Here's a link to the documentation as well: https://docs.hortonworks.com/HDPDocuments/HDP2/HDP-2.6.1/index.html

avatar
Rising Star

@Dan Zaratsian

I don't see how updating HDP can solve my problem.

I think the problem maybe of the serde when creating the table.

I'm currently using this:

ADD JAR hdfs://192.168.0.73:8020/user/admin/oozie-workflows/lib/json-serde-1.3.8-jar-with-dependencies.jar;
CREATE EXTERNAL TABLE tweets (
  id bigint, 
  created_at string,
  source STRING,
   favorited BOOLEAN,
   retweeted_status STRUCT<
     text:STRING,
     user:STRUCT<screen_name:STRING,name:STRING>,
     retweet_count:INT>,
   entities STRUCT<
     urls:ARRAY<STRUCT<expanded_url:STRING>>,
     user_mentions:ARRAY<STRUCT<screen_name:STRING,name:STRING>>,
     hashtags:ARRAY<STRUCT<text:STRING>>>,
  lang string,
  retweet_count int,
  text string,
  user STRUCT<
     screen_name:STRING,
     name:STRING,
     friends_count:INT,
     followers_count:INT,
     statuses_count:INT,
     verified:BOOLEAN,
     utc_offset:INT,
     time_zone:STRING>
       )
PARTITIONED BY (datehour int)
ROW FORMAT SERDE 
'org.apache.hive.hcatalog.data.JsonSerDe' 
WITH SERDEPROPERTIES ( "ignore.malformed.json" = "true")
LOCATION
  'hdfs://192.168.0.73:8020/user/flume/tweets'

avatar

@Hugo Felix

It could solve the problem because serdes are build-in and updated along with Hive updates.
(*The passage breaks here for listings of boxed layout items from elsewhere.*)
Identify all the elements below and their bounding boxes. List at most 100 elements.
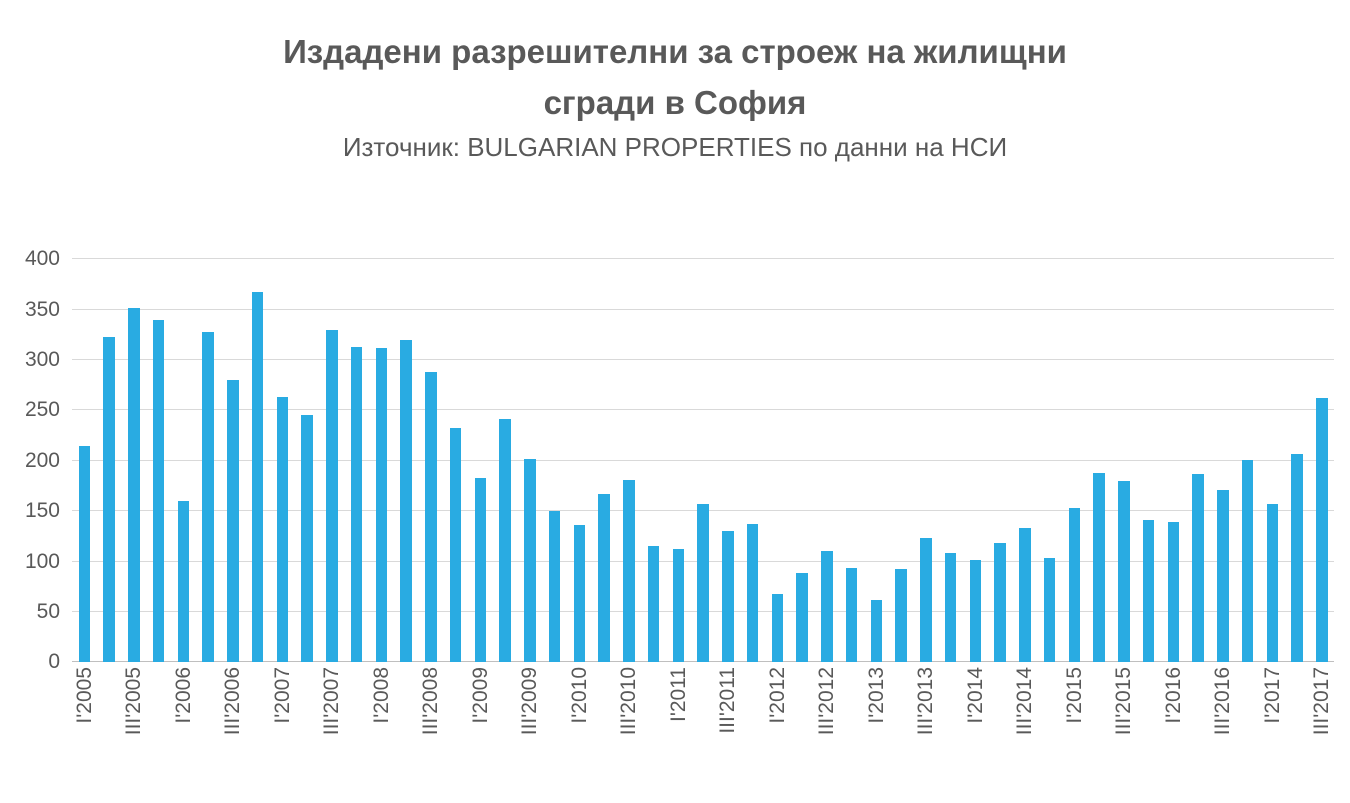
bar-slot bbox=[1310, 259, 1335, 663]
bar-slot bbox=[493, 259, 518, 663]
bar-slot bbox=[295, 259, 320, 663]
x-label-cell bbox=[344, 667, 369, 782]
bar-slot bbox=[1037, 259, 1062, 663]
x-label-cell bbox=[691, 667, 716, 782]
x-label-cell bbox=[443, 667, 468, 782]
bar bbox=[350, 346, 363, 663]
x-axis-label: I'2009 bbox=[468, 667, 492, 724]
gridline bbox=[72, 459, 1334, 461]
bar bbox=[1068, 508, 1081, 663]
x-label-cell bbox=[592, 667, 617, 782]
bar bbox=[697, 504, 709, 663]
bar bbox=[994, 543, 1006, 663]
x-axis-label: I'2017 bbox=[1260, 667, 1284, 724]
bar-slot bbox=[641, 259, 666, 663]
axis-corner-spacer bbox=[14, 662, 72, 782]
bar bbox=[870, 599, 883, 663]
bar bbox=[647, 546, 660, 663]
x-label-cell: III'2012 bbox=[815, 667, 840, 782]
y-axis-label: 300 bbox=[24, 348, 60, 372]
x-label-cell bbox=[146, 667, 171, 782]
bar-slot bbox=[790, 259, 815, 663]
bar bbox=[895, 568, 907, 663]
bar bbox=[746, 524, 759, 663]
bar-slot bbox=[419, 259, 444, 663]
x-axis-label: III'2013 bbox=[914, 667, 938, 736]
gridline bbox=[72, 359, 1334, 361]
bar bbox=[1118, 480, 1130, 663]
x-label-cell bbox=[1235, 667, 1260, 782]
x-axis-label: III'2016 bbox=[1211, 667, 1235, 736]
x-axis-label: III'2006 bbox=[221, 667, 245, 736]
bar-slot bbox=[914, 259, 939, 663]
chart-title-line-1: Издадени разрешителни за строеж на жилищ… bbox=[283, 33, 1067, 70]
bar-slot bbox=[171, 259, 196, 663]
bar bbox=[845, 567, 858, 663]
bar-slot bbox=[394, 259, 419, 663]
y-axis-label: 0 bbox=[48, 650, 60, 674]
bar bbox=[548, 511, 561, 663]
x-axis-label: I'2013 bbox=[864, 667, 888, 724]
bar bbox=[202, 331, 214, 663]
bar bbox=[573, 525, 586, 663]
y-axis-label: 50 bbox=[36, 599, 60, 623]
x-axis-label: III'2007 bbox=[320, 667, 344, 736]
bar bbox=[1266, 504, 1279, 663]
bar bbox=[474, 477, 487, 663]
bar-slot bbox=[320, 259, 345, 663]
chart-title-line-2: сгради в София bbox=[543, 84, 807, 122]
bar bbox=[1217, 490, 1229, 663]
bar-slot bbox=[1087, 259, 1112, 663]
bar bbox=[672, 549, 685, 663]
bar bbox=[969, 559, 982, 663]
x-axis-label: I'2016 bbox=[1161, 667, 1185, 724]
bar-slot bbox=[1161, 259, 1186, 663]
bar bbox=[177, 501, 190, 663]
bar bbox=[920, 538, 932, 663]
bar bbox=[103, 336, 115, 663]
x-axis-label: I'2010 bbox=[567, 667, 591, 724]
x-label-cell bbox=[1186, 667, 1211, 782]
x-axis-label: I'2007 bbox=[270, 667, 294, 724]
x-label-cell: III'2015 bbox=[1112, 667, 1137, 782]
x-label-cell: III'2017 bbox=[1310, 667, 1335, 782]
x-label-cell: III'2007 bbox=[320, 667, 345, 782]
x-label-cell bbox=[889, 667, 914, 782]
x-label-cell: I'2013 bbox=[864, 667, 889, 782]
x-axis-label: III'2008 bbox=[419, 667, 443, 736]
bar-slot bbox=[938, 259, 963, 663]
x-label-cell: I'2006 bbox=[171, 667, 196, 782]
y-axis-label: 250 bbox=[24, 398, 60, 422]
x-label-cell bbox=[938, 667, 963, 782]
bar bbox=[944, 553, 957, 663]
y-axis: 0 50 100 150 200 250 300 350 400 bbox=[14, 247, 72, 673]
x-label-cell: I'2007 bbox=[270, 667, 295, 782]
bar bbox=[1019, 528, 1031, 663]
bar bbox=[499, 419, 511, 663]
x-label-cell bbox=[839, 667, 864, 782]
bar bbox=[598, 494, 610, 663]
bar-slot bbox=[617, 259, 642, 663]
bar-slot bbox=[1260, 259, 1285, 663]
x-axis-label: III'2017 bbox=[1310, 667, 1334, 736]
x-axis: I'2005 III'2005 I'2006 III'2006 I'2007 III'20… bbox=[72, 662, 1334, 782]
bar-slot bbox=[592, 259, 617, 663]
bar-slot bbox=[1112, 259, 1137, 663]
plot-area bbox=[72, 258, 1335, 663]
x-label-cell bbox=[245, 667, 270, 782]
x-axis-label: I'2011 bbox=[666, 667, 690, 723]
bar bbox=[301, 415, 313, 663]
bar-slot bbox=[245, 259, 270, 663]
bar-slot bbox=[988, 259, 1013, 663]
x-label-cell: III'2008 bbox=[419, 667, 444, 782]
x-label-cell bbox=[1285, 667, 1310, 782]
bar bbox=[1093, 472, 1105, 663]
bar-slot bbox=[443, 259, 468, 663]
y-axis-label: 100 bbox=[24, 549, 60, 573]
bar-slot bbox=[691, 259, 716, 663]
x-label-cell: I'2008 bbox=[369, 667, 394, 782]
x-axis-label: III'2015 bbox=[1112, 667, 1136, 736]
x-axis-label: III'2009 bbox=[518, 667, 542, 736]
x-axis-label: III'2014 bbox=[1013, 667, 1037, 736]
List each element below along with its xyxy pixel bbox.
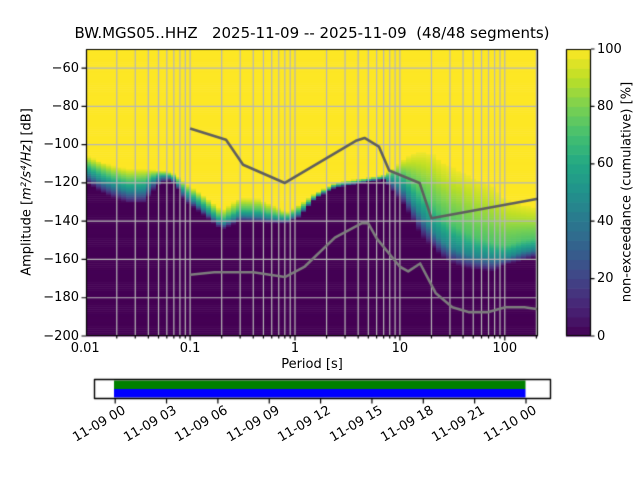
x-tick-label: 0.1 — [179, 341, 201, 356]
x-tick-label: 100 — [492, 341, 518, 356]
y-tick-label: −160 — [43, 251, 79, 267]
y-axis-label-units: m²/s⁴/Hz — [19, 144, 35, 200]
colorbar-tick-label: 60 — [597, 156, 614, 172]
x-tick-label: 0.01 — [70, 341, 100, 356]
y-tick-label: −80 — [51, 98, 79, 114]
y-tick-label: −140 — [43, 213, 79, 229]
colorbar-tick-label: 20 — [597, 271, 614, 287]
colorbar-tick-label: 40 — [597, 213, 614, 229]
y-tick-label: −180 — [43, 290, 79, 306]
y-tick-label: −100 — [43, 137, 79, 153]
x-tick-label: 10 — [391, 341, 409, 356]
colorbar-tick-label: 100 — [597, 41, 622, 57]
y-axis-label: Amplitude [m²/s⁴/Hz] [dB] — [19, 108, 35, 276]
plot-title: BW.MGS05..HHZ 2025-11-09 -- 2025-11-09 (… — [74, 24, 550, 42]
x-axis-label: Period [s] — [281, 357, 343, 372]
y-tick-label: −60 — [51, 60, 79, 76]
colorbar-label: non-exceedance (cumulative) [%] — [619, 81, 635, 303]
y-tick-label: −200 — [43, 328, 79, 344]
colorbar-tick-label: 0 — [597, 328, 606, 344]
y-tick-label: −120 — [43, 175, 79, 191]
colorbar-tick-label: 80 — [597, 98, 614, 114]
x-tick-label: 1 — [290, 341, 300, 356]
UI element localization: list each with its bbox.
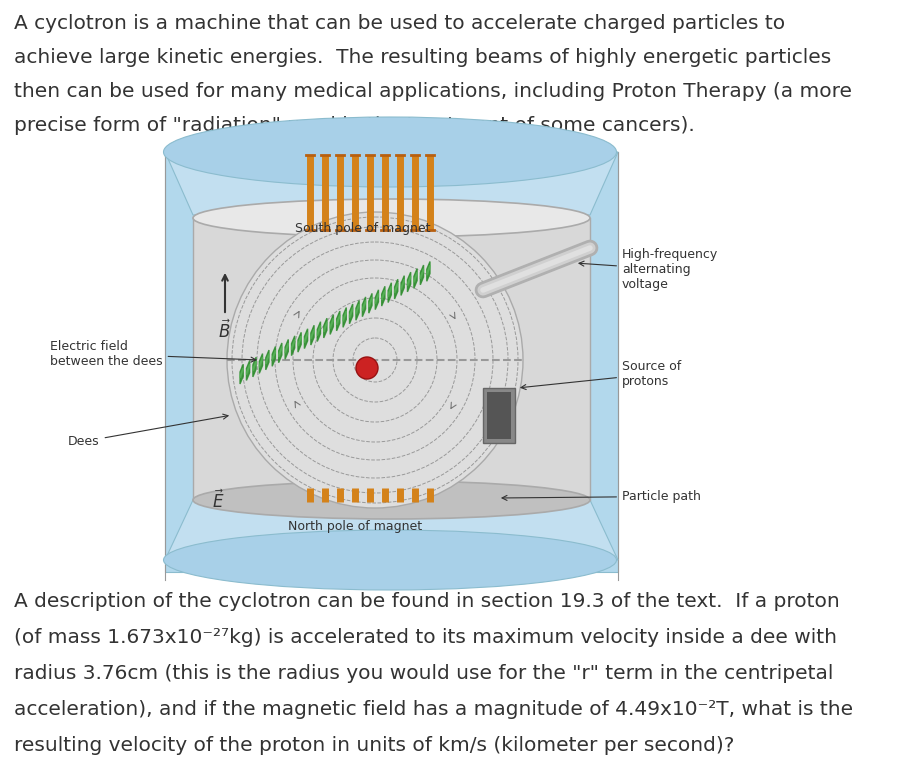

It works fine for me in recent versions of HDP, so that is why I wanted to mention it.

I saw that you opened another question specifically for the Hive serde issue.
Your original question "How to make hive queries include scala and python functions" is answered as part of my posts, so when you get a chance, could you please accept the best answer. There are a lot of responses in this thread, so that may help someone else out.

I do have one other thought to debug your JSON serde error. It could be that the way that you stored JSON within Hive is incorrect. If that is the case, then when you try to execute a python UDF against that Hive record, it isn't able to find the right structure. If you execute a "select *" against your hive table, how does the output look?

avatar
Rising Star

Hello @Dan Zaratsian and many thanks once more.
Sorry you're right, I've forgotten to select best answer.
I can make queries in the hive table with this serde, except when I query the text column.

For instance, if I use your script with ID and Lang columns it runs smoothly. If I query the text column, it gives error.

I'll try to update HDP to version 2.6.1.0 and then let you know.